The Government has announced reforms to the UK’s competition regime under the ambitious title ‘A Competition Regime for Growth’.
The changes announced by the Business Minister, Norman Lamb, include merging the Office of Fair Trading and Competition Commission into a single authority called the Competition and Markets Authority (CMA), and making it easier to send businessmen who fix prices to gaol.
The merging of the two authorities is part of the Prime Minister’s ‘bonfire of the quangos’, designed to cull the number of costly quasi-governmental bodies set up under New Labour.
Unfortunately, the merger will be quite costly itself and is only likely to result in modest savings. In fact the government review found the Office of Fair Trading and Competition Commission worked so well in relation to merger review, that they are essentially retaining the same structure and procedure, but within the new authority. The idea is to have a “single, strong voice for competition”, but significant resources and time will have to be spent promoting the existence of the new authority.
The Office of Fair Trading, in particular, is well known among UK businesses (for the right and occasionally the wrong reasons) and around the world.
The reforms do also make changes to procedure and time limits in order to make merger review and other areas of competition more streamlined. However, as the Government’s review acknowledged, the competition regime operates pretty well in most areas. The changes are really only fine tuning.
The most significant reform is to the criminal cartel offence. This allows for the imprisonment of up to five years of businessmen who agree with competitors to fix prices, carve up markets, rig tender bids or restrict output.
At present, prosecutors must demonstrate that an individual dishonestly agreed to these practices. This was designed to limit the offence to only the most serious cartel conduct and send out a message about the objectionable nature of such practices.
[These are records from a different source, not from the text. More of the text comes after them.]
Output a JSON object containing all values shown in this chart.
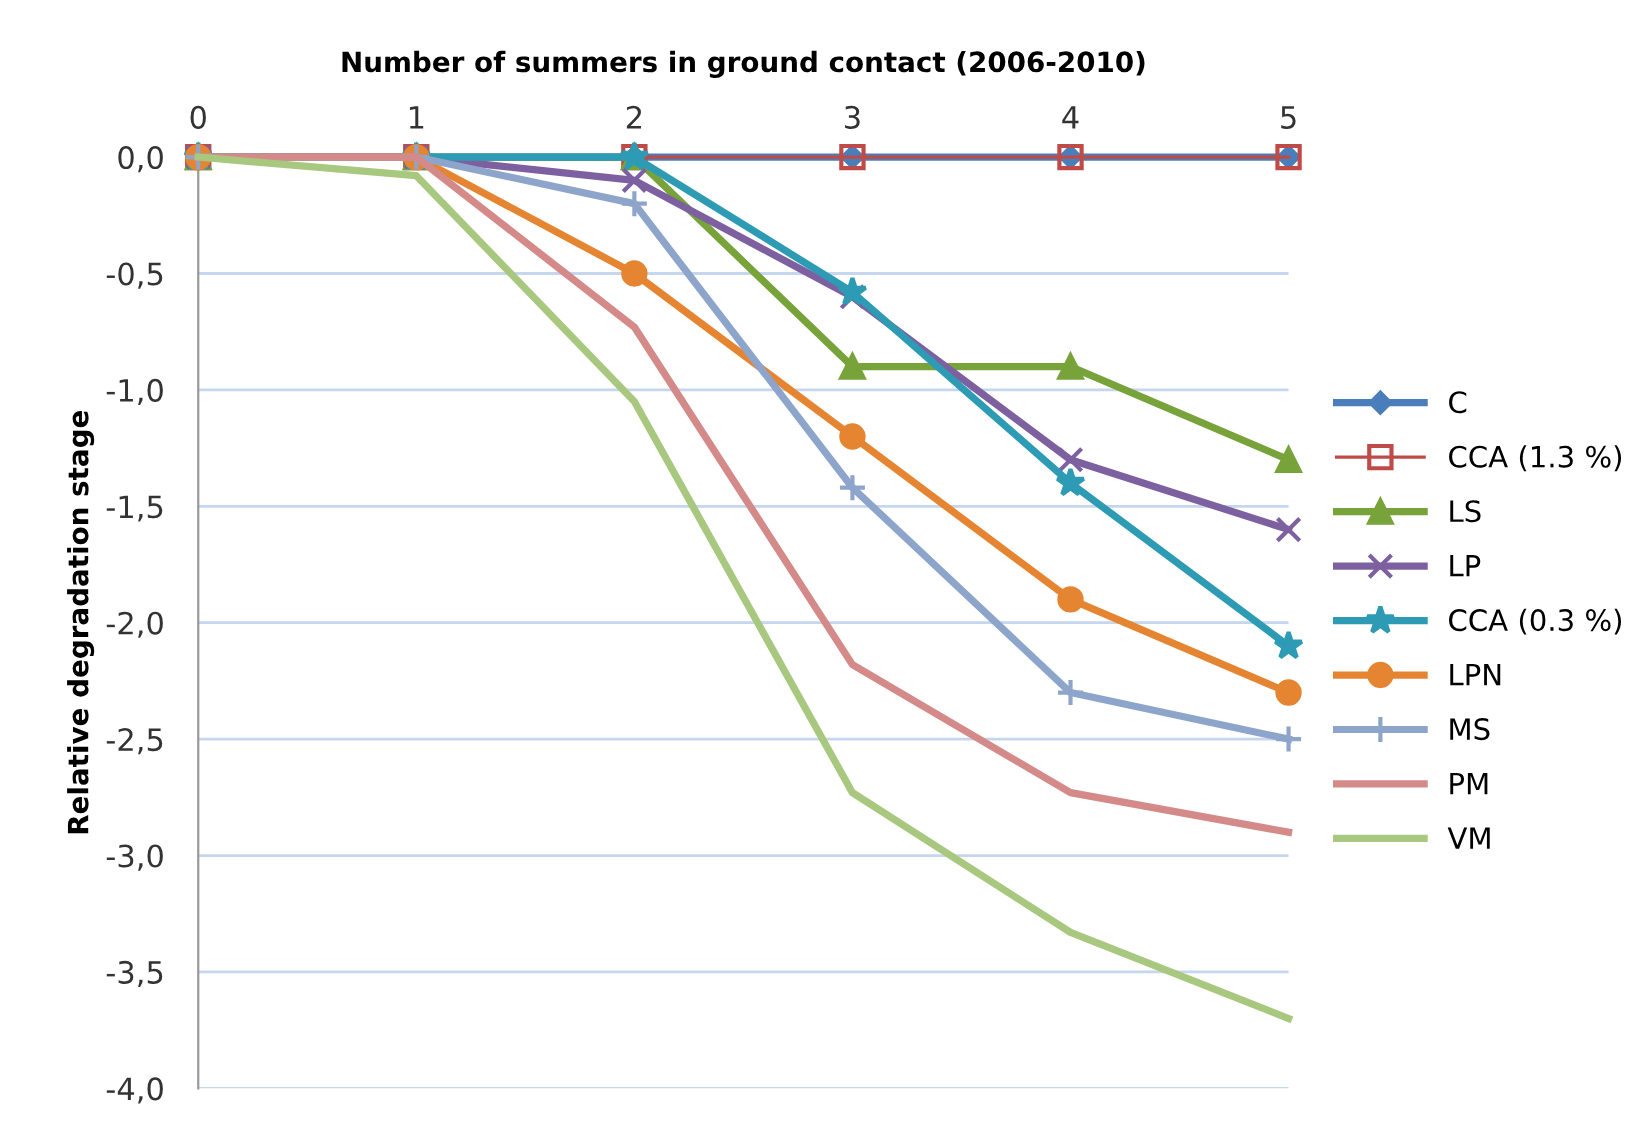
{
  "chart_data": {
    "type": "line",
    "xlabel": "Number of summers in ground contact (2006-2010)",
    "ylabel": "Relative degradation stage",
    "x": [
      0,
      1,
      2,
      3,
      4,
      5
    ],
    "xlim": [
      0,
      5
    ],
    "xticks": [
      0,
      1,
      2,
      3,
      4,
      5
    ],
    "ylim": [
      -4,
      0
    ],
    "yticks": [
      {
        "value": 0,
        "label": "0,0"
      },
      {
        "value": -0.5,
        "label": "-0,5"
      },
      {
        "value": -1,
        "label": "-1,0"
      },
      {
        "value": -1.5,
        "label": "-1,5"
      },
      {
        "value": -2,
        "label": "-2,0"
      },
      {
        "value": -2.5,
        "label": "-2,5"
      },
      {
        "value": -3,
        "label": "-3,0"
      },
      {
        "value": -3.5,
        "label": "-3,5"
      },
      {
        "value": -4,
        "label": "-4,0"
      }
    ],
    "grid": "y",
    "legend": "right",
    "series": [
      {
        "name": "C",
        "color": "#4a7ebb",
        "marker": "diamond",
        "values": [
          0,
          0,
          0,
          0,
          0,
          0
        ]
      },
      {
        "name": "CCA (1.3 %)",
        "color": "#be4b48",
        "marker": "square",
        "values": [
          0,
          0,
          0,
          0,
          0,
          0
        ]
      },
      {
        "name": "LS",
        "color": "#77a33a",
        "marker": "triangle",
        "values": [
          0,
          0,
          0,
          -0.9,
          -0.9,
          -1.3
        ]
      },
      {
        "name": "LP",
        "color": "#7d60a0",
        "marker": "cross",
        "values": [
          0,
          0,
          -0.1,
          -0.6,
          -1.3,
          -1.6
        ]
      },
      {
        "name": "CCA (0.3 %)",
        "color": "#2e9bb5",
        "marker": "star",
        "values": [
          0,
          0,
          0,
          -0.58,
          -1.4,
          -2.1
        ]
      },
      {
        "name": "LPN",
        "color": "#e58532",
        "marker": "circle",
        "values": [
          0,
          0,
          -0.5,
          -1.2,
          -1.9,
          -2.3
        ]
      },
      {
        "name": "MS",
        "color": "#8ea5cb",
        "marker": "plus",
        "values": [
          0,
          0,
          -0.2,
          -1.42,
          -2.3,
          -2.5
        ]
      },
      {
        "name": "PM",
        "color": "#d48a88",
        "marker": "none",
        "values": [
          0,
          0,
          -0.73,
          -2.18,
          -2.73,
          -2.9
        ]
      },
      {
        "name": "VM",
        "color": "#a9c87f",
        "marker": "none",
        "values": [
          0,
          -0.08,
          -1.05,
          -2.73,
          -3.33,
          -3.7
        ]
      }
    ]
  }
}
Unfortunately, the legal test for dishonesty (taken from the law of theft) is ambiguous and does not lend itself very well to price fixing cases. In fact it set the bar so high, that in the nine years the offence has been in force, only one (failed) case has been brought to trial.
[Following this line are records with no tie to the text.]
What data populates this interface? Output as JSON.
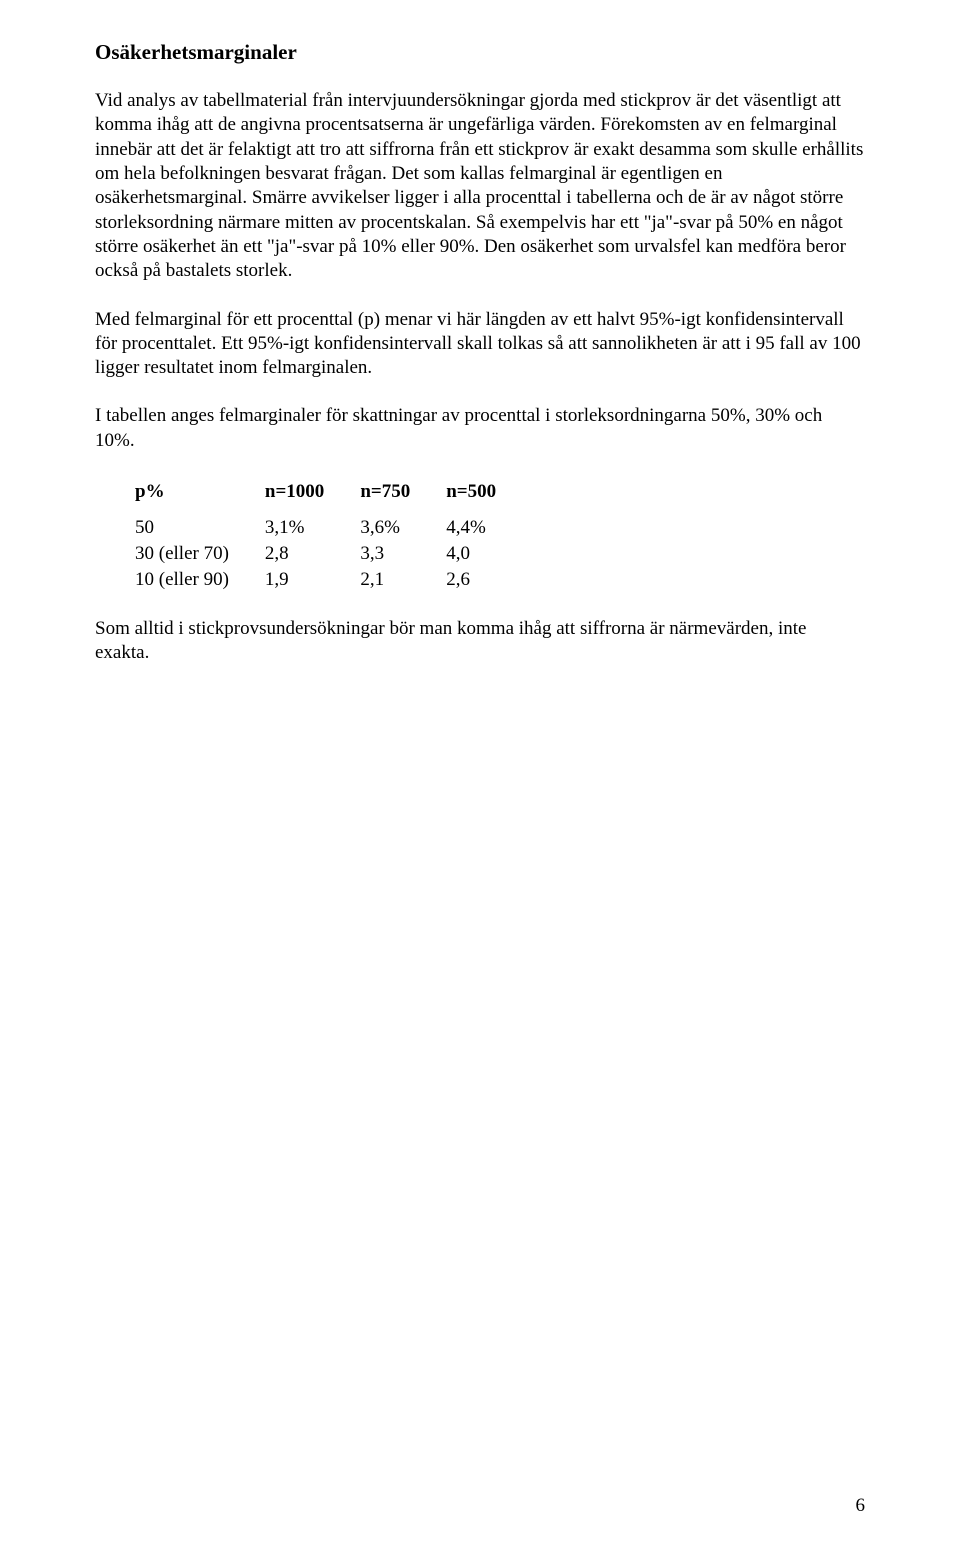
{
  "heading": "Osäkerhetsmarginaler",
  "paragraphs": {
    "p1": "Vid analys av tabellmaterial från intervjuundersökningar gjorda med stickprov är det väsentligt att komma ihåg att de angivna procentsatserna är ungefärliga värden. Förekomsten av en felmarginal innebär att det är felaktigt att tro att siffrorna från ett stickprov är exakt desamma som skulle erhållits om hela befolkningen besvarat frågan. Det som kallas felmarginal är egentligen en osäkerhetsmarginal. Smärre avvikelser ligger i alla procenttal i tabellerna och de är av något större storleksordning närmare mitten av procentskalan. Så exempelvis har ett \"ja\"-svar på 50% en något större osäkerhet än ett \"ja\"-svar på 10% eller 90%. Den osäkerhet som urvalsfel kan medföra beror också på bastalets storlek.",
    "p2": "Med felmarginal för ett procenttal (p) menar vi här längden av ett halvt 95%-igt konfidensintervall för procenttalet. Ett 95%-igt konfidensintervall skall tolkas så att sannolikheten är att i 95 fall av 100 ligger resultatet inom felmarginalen.",
    "p3": "I tabellen anges felmarginaler för skattningar av procenttal i storleksordningarna 50%, 30% och 10%.",
    "p4": "Som alltid i stickprovsundersökningar bör man komma ihåg att siffrorna är närmevärden, inte exakta."
  },
  "table": {
    "headers": [
      "p%",
      "n=1000",
      "n=750",
      "n=500"
    ],
    "rows": [
      [
        "50",
        "3,1%",
        "3,6%",
        "4,4%"
      ],
      [
        "30 (eller 70)",
        "2,8",
        "3,3",
        "4,0"
      ],
      [
        "10 (eller 90)",
        "1,9",
        "2,1",
        "2,6"
      ]
    ]
  },
  "page_number": "6"
}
The reform will widen the offence so that only an intention to engage in cartel practices will be required, but cartel agreements entered into openly will be excluded from the offence.
Some lawyers are already warning about miscarriages of justice, but this seems absurd given the lack of cases brought to trial. Moreover, it is naive to think that businesses in the UK might simply stumble into price fixing arrangements. Conspiring with competitors to artificially raise prices charged to their customers is plain wrong and everyone in the business community knows it.
Such practices cause very significant harm to the UK economy, and to consumers who are currently enduring the biggest squeeze on household incomes in a generation.
Dr Andreas Stephan, Senior Lecturer in Law, University of East Anglia.